IPS-Inter Press Service Deutschland gGmbH
IPS-Tagesdienst vom 1. Oktober 2010

Burma: Ethnische Minderheiten verfallen dem Heroin - Vorwürfe gegen das Militär

Von Marwaan Macan-Markar


Bangkok, 1. Oktober (IPS) - In einer der ältesten Hochschulen des burmesischen Bundesstaates Kachin gibt es ungewöhnliche Abfalleimer. Hier können heroinabhängige Studenten ihr gebrauchtes Spritzbesteck einwerfen. Die Behälter, ein Geschenk der Hilfsorganisation Ärzte ohne Grenzen, sollen die Gefahr verringern, dass sich Studenten an achtlos weggeworfenen Nadeln zu verletzten.

Auf dem Campus der Myitkyina-Universität seien gebrauchte Spritzen ein normaler Anblick, berichtete die burmesische Nachrichtenagentur 'Kachin News' mit Sitz in der nordthailändischen Stadt Chiang Mai. Die Heroinsucht unter den rund 3.000 Hochschülern habe ein alarmierendes Ausmaß erreicht. Diejenigen, die später eigentlich Führungspositionen innerhalb der Kachin-Ethnie übernehmen sollten, machten sich durch Rauschgift kaputt.

Die Zahl der Drogenabhängigen sei seit 2004 deutlich gestiegen, sagte der Journalist Nawdin Lahpai im Gespräch mit IPS. "Heroin ist in Kachin mittlerweile leicht erhältlich." Inoffiziellen Schätzungen zufolge sind bereits mehr als die Hälfte der männlichen und weiblichen Studierenden Fixer. Sie könnten bereits ab dem frühen Morgen dabei beobachtet werden, wie sie Heroin in Läden, Cafés und Billardhallen kauften, berichtete Kachin News.


Armee wird Förderung des Drogenhandels vorgeworfen

Führende Vertreter der wie andere Ethnien verfolgten Minderheit geben der in Burma herrschenden Militärjunta die Schuld an dem häufigen Drogenmissbrauch. Das Regime fördere den Rauschgifthandel in der Region, um den sozialen Zusammenhalt der Kachin zu schwächen, lauten die Vorwürfe. "Die Militärregierung muss die Verantwortung für die Verbreitung von Drogen in unseren Gemeinden übernehmen", forderte James Lum Dau von der Separatistenbewegung der Kachin.

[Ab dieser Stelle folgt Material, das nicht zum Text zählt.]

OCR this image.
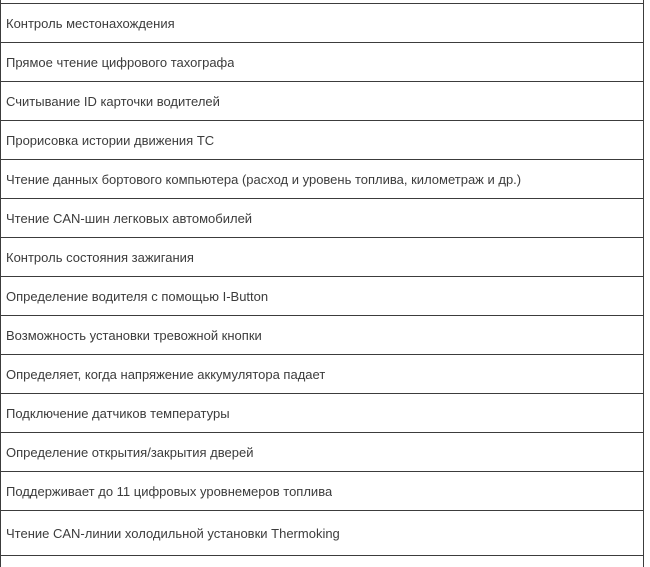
Контроль местонахождения
Прямое чтение цифрового тахографа
Считывание ID карточки водителей
Прорисовка истории движения ТС
Чтение данных бортового компьютера (расход и уровень топлива, километраж и др.)
Чтение CAN-шин легковых автомобилей
Контроль состояния зажигания
Определение водителя с помощью I-Button
Возможность установки тревожной кнопки
Определяет, когда напряжение аккумулятора падает
Подключение датчиков температуры
Определение открытия/закрытия дверей
Поддерживает до 11 цифровых уровнемеров топлива
Чтение CAN-линии холодильной установки Thermoking
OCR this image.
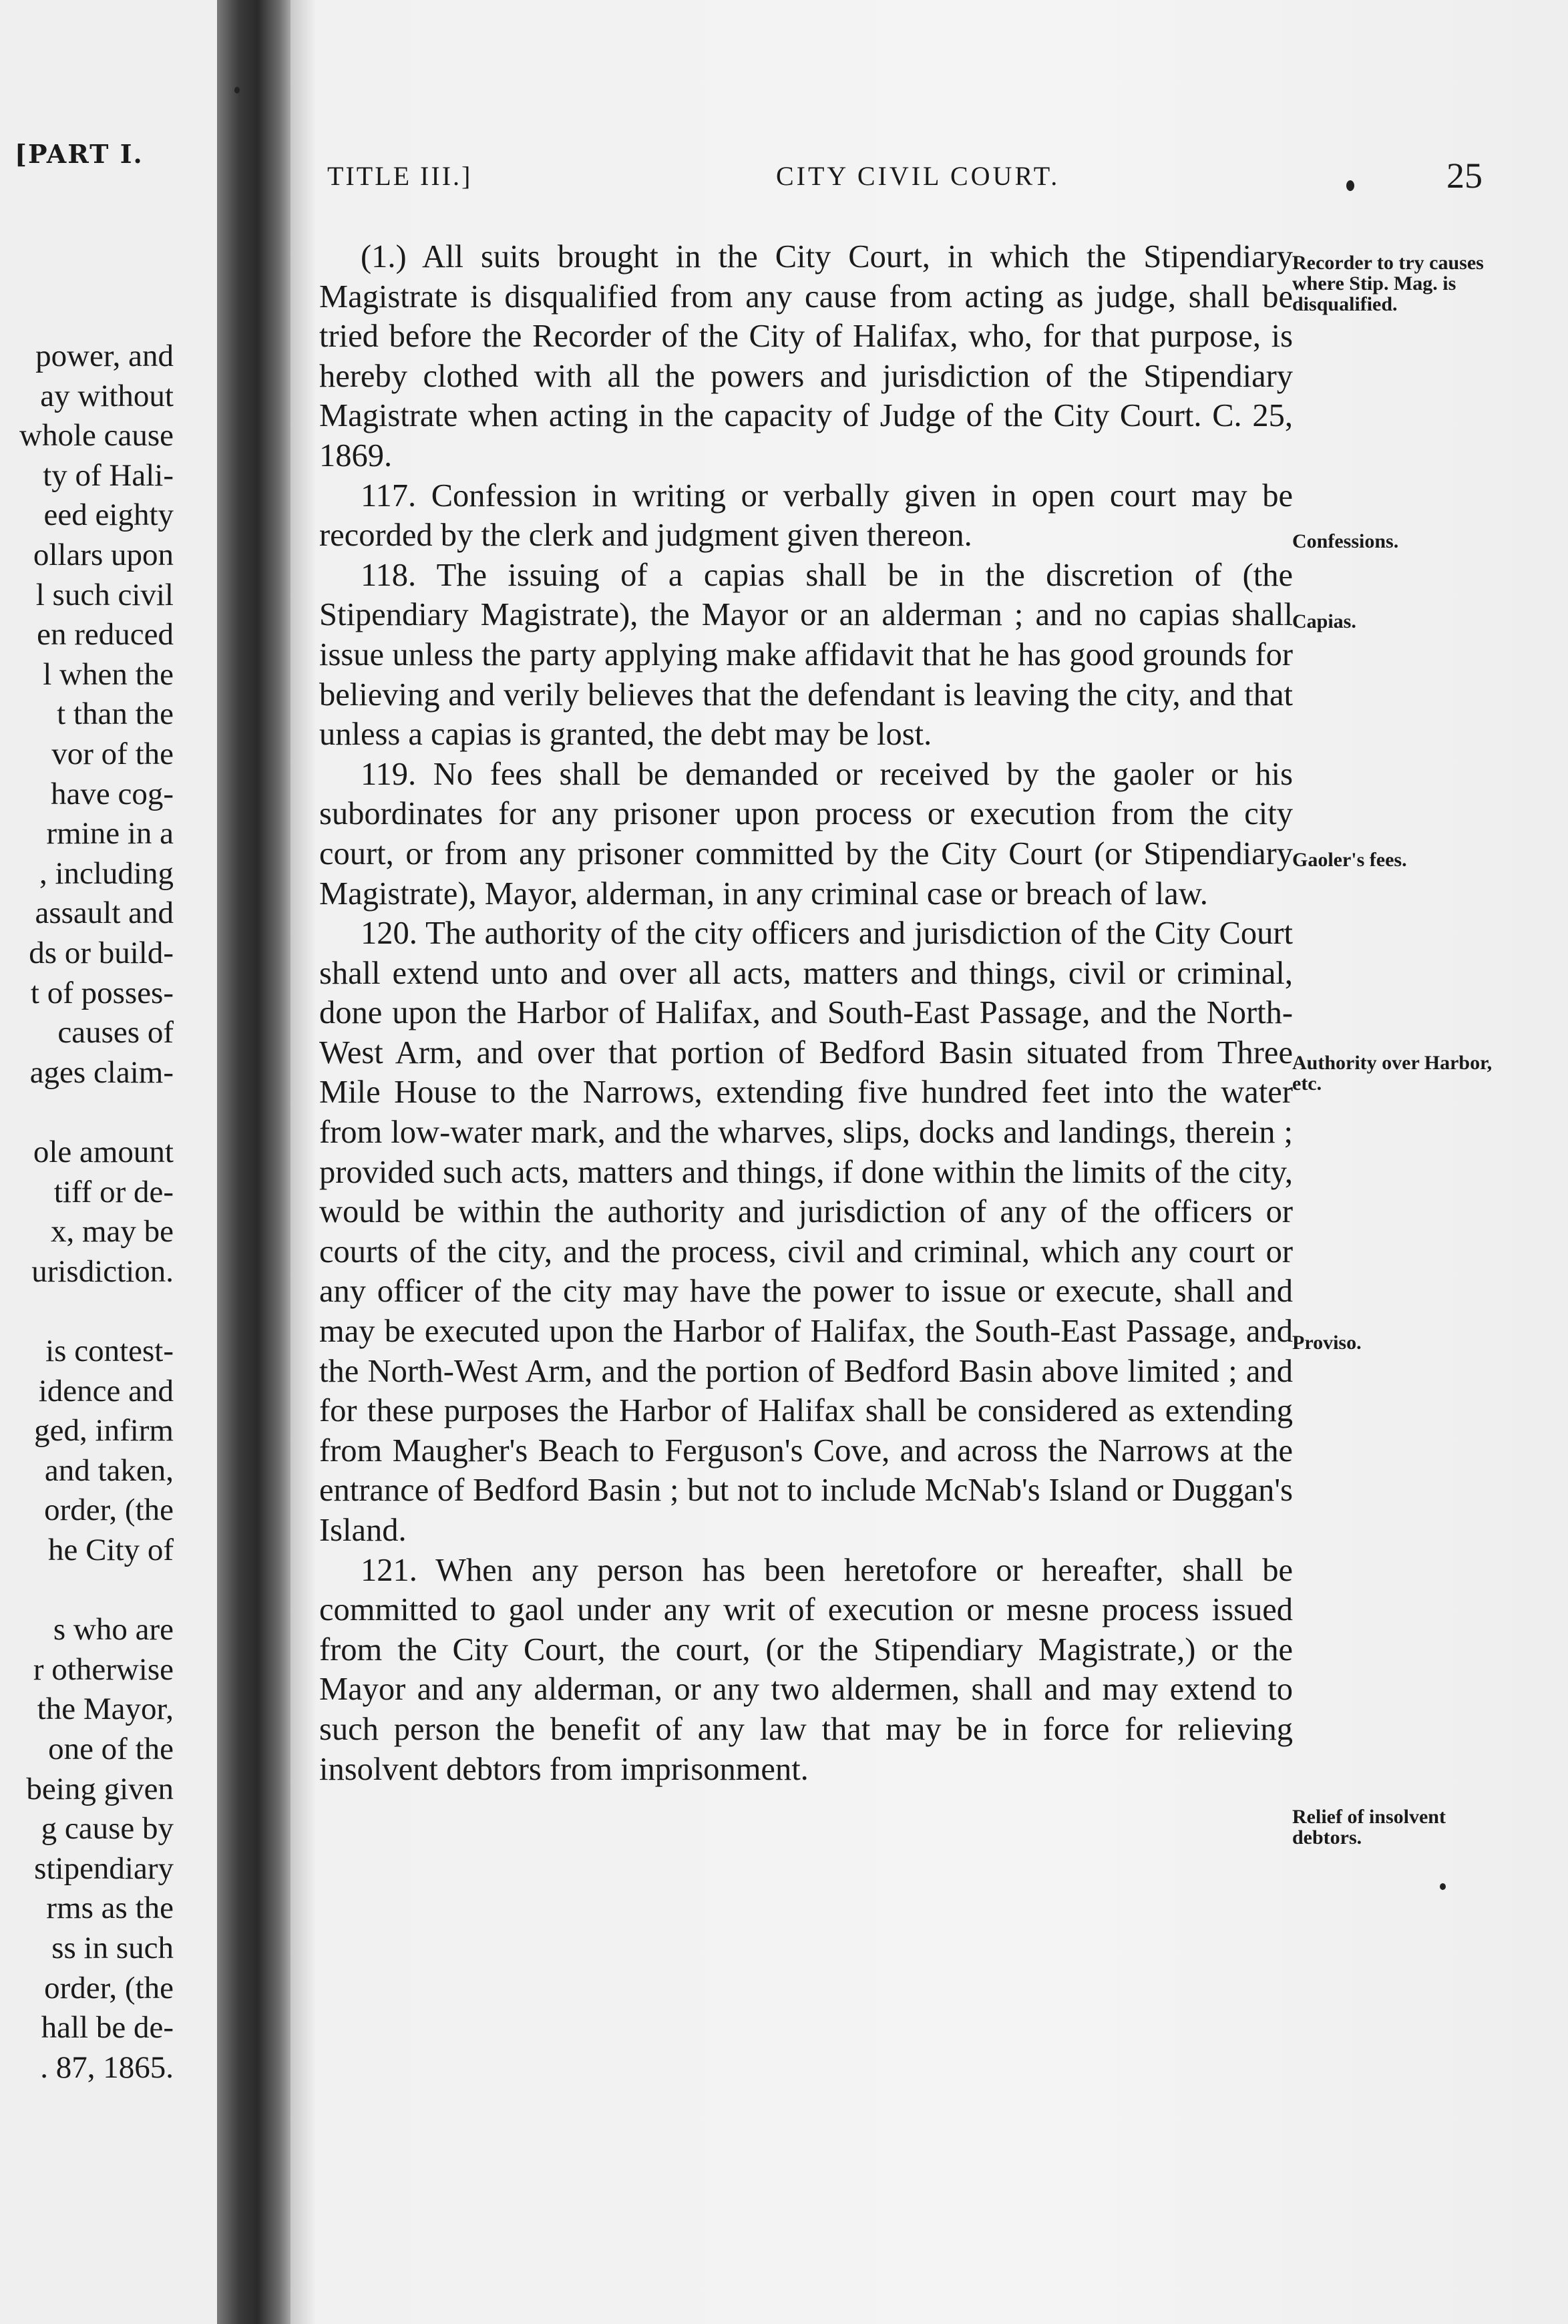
[PART I.
power, and
ay without
whole cause
ty of Hali-
eed eighty
ollars upon
l such civil
en reduced
l when the
t than the
vor of the
have cog-
rmine in a
, including
assault and
ds or build-
t of posses-
causes of
ages claim-
ole amount
tiff or de-
x, may be
urisdiction.
is contest-
idence and
ged, infirm
and taken,
order, (the
he City of
s who are
r otherwise
the Mayor,
one of the
being given
g cause by
stipendiary
rms as the
ss in such
order, (the
hall be de-
. 87, 1865.
TITLE III.]	CITY CIVIL COURT.	25

(1.) All suits brought in the City Court, in which the Stipendiary Magistrate is disqualified from any cause from acting as judge, shall be tried before the Recorder of the City of Halifax, who, for that purpose, is hereby clothed with all the powers and jurisdiction of the Stipendiary Magistrate when acting in the capacity of Judge of the City Court. C. 25, 1869.

117. Confession in writing or verbally given in open court may be recorded by the clerk and judgment given thereon.

118. The issuing of a capias shall be in the discretion of (the Stipendiary Magistrate), the Mayor or an alderman ; and no capias shall issue unless the party applying make affidavit that he has good grounds for believing and verily believes that the defendant is leaving the city, and that unless a capias is granted, the debt may be lost.

119. No fees shall be demanded or received by the gaoler or his subordinates for any prisoner upon process or execution from the city court, or from any prisoner committed by the City Court (or Stipendiary Magistrate), Mayor, alderman, in any criminal case or breach of law.

120. The authority of the city officers and jurisdiction of the City Court shall extend unto and over all acts, matters and things, civil or criminal, done upon the Harbor of Halifax, and South-East Passage, and the North-West Arm, and over that portion of Bedford Basin situated from Three Mile House to the Narrows, extending five hundred feet into the water from low-water mark, and the wharves, slips, docks and landings, therein ; provided such acts, matters and things, if done within the limits of the city, would be within the authority and jurisdiction of any of the officers or courts of the city, and the process, civil and criminal, which any court or any officer of the city may have the power to issue or execute, shall and may be executed upon the Harbor of Halifax, the South-East Passage, and the North-West Arm, and the portion of Bedford Basin above limited ; and for these purposes the Harbor of Halifax shall be considered as extending from Maugher's Beach to Ferguson's Cove, and across the Narrows at the entrance of Bedford Basin ; but not to include McNab's Island or Duggan's Island.

121. When any person has been heretofore or hereafter, shall be committed to gaol under any writ of execution or mesne process issued from the City Court, the court, (or the Stipendiary Magistrate,) or the Mayor and any alderman, or any two aldermen, shall and may extend to such person the benefit of any law that may be in force for relieving insolvent debtors from imprisonment.

Recorder to try causes where Stip. Mag. is disqualified.
Confessions.
Capias.
Gaoler's fees.
Authority over Harbor, etc.
Proviso.
Relief of insolvent debtors.
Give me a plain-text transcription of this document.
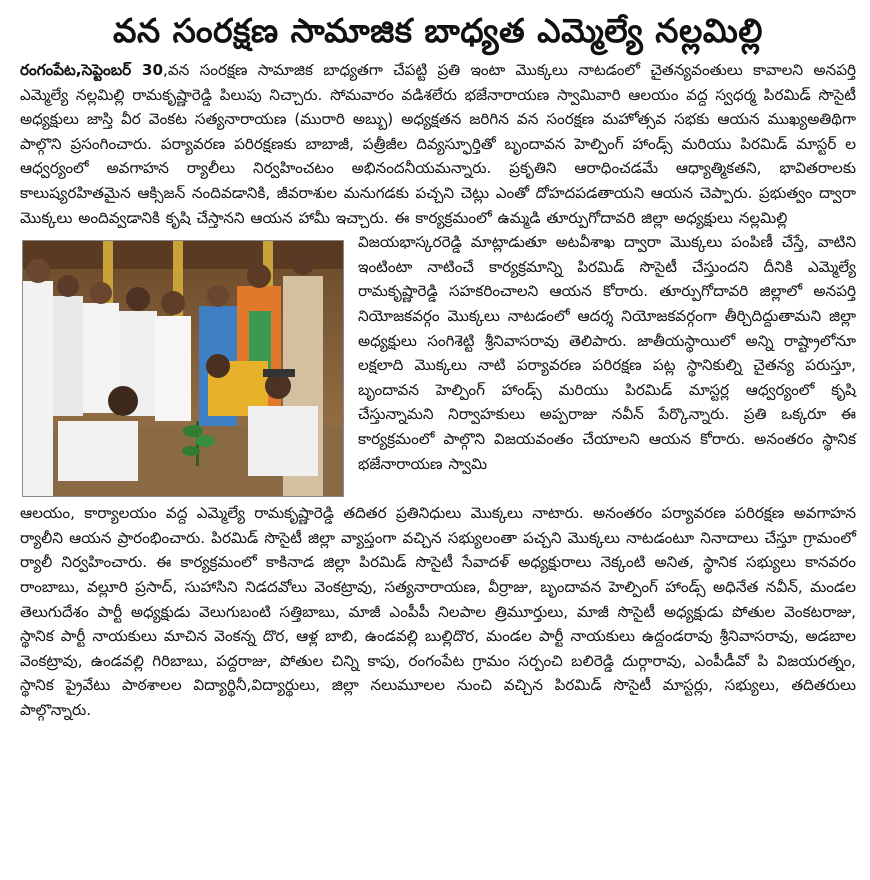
వన సంరక్షణ సామాజిక బాధ్యత ఎమ్మెల్యే నల్లమిల్లి

రంగంపేట,సెప్టెంబర్ 30,వన సంరక్షణ సామాజిక బాధ్యతగా చేపట్టి ప్రతి ఇంటా మొక్కలు నాటడంలో చైతన్యవంతులు కావాలని అనపర్తి ఎమ్మెల్యే నల్లమిల్లి రామకృష్ణారెడ్డి పిలుపు నిచ్చారు. సోమవారం వడిశలేరు భజేనారాయణ స్వామివారి ఆలయం వద్ద స్వధర్మ పిరమిడ్ సొసైటీ అధ్యక్షులు జాస్తి వీర వెంకట సత్యనారాయణ (మురారి అబ్బు) అధ్యక్షతన జరిగిన వన సంరక్షణ మహోత్సవ సభకు ఆయన ముఖ్యఅతిథిగా పాల్గొని ప్రసంగించారు. పర్యావరణ పరిరక్షణకు బాబాజీ, పత్రీజీల దివ్యస్ఫూర్తితో బృందావన హెల్పింగ్ హాండ్స్ మరియు పిరమిడ్ మాస్టర్ ల ఆధ్వర్యంలో అవగాహన ర్యాలీలు నిర్వహించటం అభినందనీయమన్నారు. ప్రకృతిని ఆరాధించడమే ఆధ్యాత్మికతని, భావితరాలకు కాలుష్యరహితమైన ఆక్సిజన్ నందివడానికి, జీవరాశుల మనుగడకు పచ్చని చెట్లు ఎంతో దోహదపడతాయని ఆయన చెప్పారు. ప్రభుత్వం ద్వారా మొక్కలు అందివ్వడానికి కృషి చేస్తానని ఆయన హామీ ఇచ్చారు. ఈ కార్యక్రమంలో ఉమ్మడి తూర్పుగోదావరి జిల్లా అధ్యక్షులు నల్లమిల్లి

విజయభాస్కరరెడ్డి మాట్లాడుతూ అటవీశాఖ ద్వారా మొక్కలు పంపిణీ చేస్తే, వాటిని ఇంటింటా నాటించే కార్యక్రమాన్ని పిరమిడ్ సొసైటీ చేస్తుందని దీనికి ఎమ్మెల్యే రామకృష్ణారెడ్డి సహకరించాలని ఆయన కోరారు. తూర్పుగోదావరి జిల్లాలో అనపర్తి నియోజకవర్గం మొక్కలు నాటడంలో ఆదర్శ నియోజకవర్గంగా తీర్చిదిద్దుతామని జిల్లా అధ్యక్షులు సంగిశెట్టి శ్రీనివాసరావు తెలిపారు. జాతీయస్థాయిలో అన్ని రాష్ట్రాలోనూ లక్షలాది మొక్కలు నాటి పర్యావరణ పరిరక్షణ పట్ల స్థానికుల్ని చైతన్య పరుస్తూ, బృందావన హెల్పింగ్ హాండ్స్ మరియు పిరమిడ్ మాస్టర్ల ఆధ్వర్యంలో కృషి చేస్తున్నామని నిర్వాహకులు అప్పరాజు నవీన్ పేర్కొన్నారు. ప్రతి ఒక్కరూ ఈ కార్యక్రమంలో పాల్గొని విజయవంతం చేయాలని ఆయన కోరారు. అనంతరం స్థానిక భజేనారాయణ స్వామి

ఆలయం, కార్యాలయం వద్ద ఎమ్మెల్యే రామకృష్ణారెడ్డి తదితర ప్రతినిధులు మొక్కలు నాటారు. అనంతరం పర్యావరణ పరిరక్షణ అవగాహన ర్యాలీని ఆయన ప్రారంభించారు. పిరమిడ్ సొసైటీ జిల్లా వ్యాప్తంగా వచ్చిన సభ్యులంతా పచ్చని మొక్కలు నాటడంటూ నినాదాలు చేస్తూ గ్రామంలో ర్యాలీ నిర్వహించారు. ఈ కార్యక్రమంలో కాకినాడ జిల్లా పిరమిడ్ సొసైటీ సేవాదళ్ అధ్యక్షురాలు నెక్కంటి అనిత, స్థానిక సభ్యులు కానవరం రాంబాబు, వల్లూరి ప్రసాద్, సుహాసిని నిడదవోలు వెంకట్రావు, సత్యనారాయణ, వీర్రాజు, బృందావన హెల్పింగ్ హాండ్స్ అధినేత నవీన్, మండల తెలుగుదేశం పార్టీ అధ్యక్షుడు వెలుగుబంటి సత్తిబాబు, మాజీ ఎంపీపీ నిలపాల త్రిమూర్తులు, మాజీ సొసైటీ అధ్యక్షుడు పోతుల వెంకటరాజు, స్థానిక పార్టీ నాయకులు మాచిన వెంకన్న దొర, ఆళ్ల బాబి, ఉండవల్లి బుల్లిదొర, మండల పార్టీ నాయకులు ఉద్దండరావు శ్రీనివాసరావు, అడబాల వెంకట్రావు, ఉండవల్లి గిరిబాబు, పద్దరాజు, పోతుల చిన్ని కాపు, రంగంపేట గ్రామం సర్పంచి బలిరెడ్డి దుర్గారావు, ఎంపీడీవో పి విజయరత్నం, స్థానిక ప్రైవేటు పాఠశాలల విద్యార్థినీ,విద్యార్థులు, జిల్లా నలుమూలల నుంచి వచ్చిన పిరమిడ్ సొసైటీ మాస్టర్లు, సభ్యులు, తదితరులు పాల్గొన్నారు.
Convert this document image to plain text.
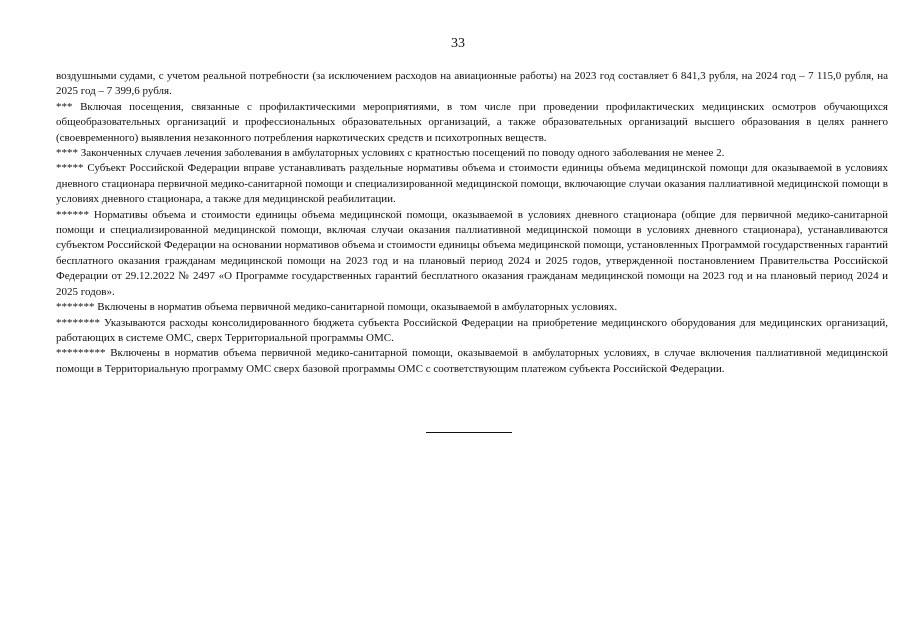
33

воздушными судами, с учетом реальной потребности (за исключением расходов на авиационные работы) на 2023 год составляет 6 841,3 рубля, на 2024 год – 7 115,0 рубля, на 2025 год – 7 399,6 рубля.

*** Включая посещения, связанные с профилактическими мероприятиями, в том числе при проведении профилактических медицинских осмотров обучающихся общеобразовательных организаций и профессиональных образовательных организаций, а также образовательных организаций высшего образования в целях раннего (своевременного) выявления незаконного потребления наркотических средств и психотропных веществ.

**** Законченных случаев лечения заболевания в амбулаторных условиях с кратностью посещений по поводу одного заболевания не менее 2.

***** Субъект Российской Федерации вправе устанавливать раздельные нормативы объема и стоимости единицы объема медицинской помощи для оказываемой в условиях дневного стационара первичной медико-санитарной помощи и специализированной медицинской помощи, включающие случаи оказания паллиативной медицинской помощи в условиях дневного стационара, а также для медицинской реабилитации.

****** Нормативы объема и стоимости единицы объема медицинской помощи, оказываемой в условиях дневного стационара (общие для первичной медико-санитарной помощи и специализированной медицинской помощи, включая случаи оказания паллиативной медицинской помощи в условиях дневного стационара), устанавливаются субъектом Российской Федерации на основании нормативов объема и стоимости единицы объема медицинской помощи, установленных Программой государственных гарантий бесплатного оказания гражданам медицинской помощи на 2023 год и на плановый период 2024 и 2025 годов, утвержденной постановлением Правительства Российской Федерации от 29.12.2022 № 2497 «О Программе государственных гарантий бесплатного оказания гражданам медицинской помощи на 2023 год и на плановый период 2024 и 2025 годов».

******* Включены в норматив объема первичной медико-санитарной помощи, оказываемой в амбулаторных условиях.

******** Указываются расходы консолидированного бюджета субъекта Российской Федерации на приобретение медицинского оборудования для медицинских организаций, работающих в системе ОМС, сверх Территориальной программы ОМС.

********* Включены в норматив объема первичной медико-санитарной помощи, оказываемой в амбулаторных условиях, в случае включения паллиативной медицинской помощи в Территориальную программу ОМС сверх базовой программы ОМС с соответствующим платежом субъекта Российской Федерации.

Auch in dem benachbarten Shan-Staat, der ebenfalls von ethnischen Minderheiten bewohnt wird, ist der Sorge über den wachsenden Drogenkonsum groß. In beiden Staaten wird großflächig Schlafmohn angepflanzt, aus dem die Grundsubstanz für Heroin gewonnen wird.

In Burma mit etwa 55 Millionen Einwohnern leben rund 135 verschiedene Volksgruppen, von denen die Burmanen die Mehrheit bilden. Zurzeit werde in 46 von 55 Gemeinden im Shan-Staat Schlafmohn angebaut, sagte Khuensai Jaiyen von der Hilfsorganisation 'Shan Drug Watch'. Die in Chiang Mai ansässige Gruppe hatte kürzlich ihren diesjährigen Drogenreport vorgestellt.

Die Armee sei auf die Steuern auf Opiate angewiesen, erklärte der Experte. Deshalb lasse sie zu, dass nahe stehende Milizionäre den lukrativen Rauschgifthandel betrieben. "Die meisten Mohnanbaugebiete stehen unter der Kontrolle des Militärs und lokaler Milizionäre. Die Einnahmen dienen der Armee dazu, die Soldaten zu ernähren."

Die UN-Drogenkontrollbehörde UNODC ist besorgt. Die Junta hatte bereits vor zehn Jahren zugesichert, den Rauschgifthandel bis 2014 zu unterbinden. In einem Ende 2009 veröffentlichten Bericht stellte UNODC jedoch fest, dass sich die Mohnpflanzungen in der unwegsamen Bergregion seit 2006 um 50 Prozent auf fast 32.000 Hektar vergrößert haben.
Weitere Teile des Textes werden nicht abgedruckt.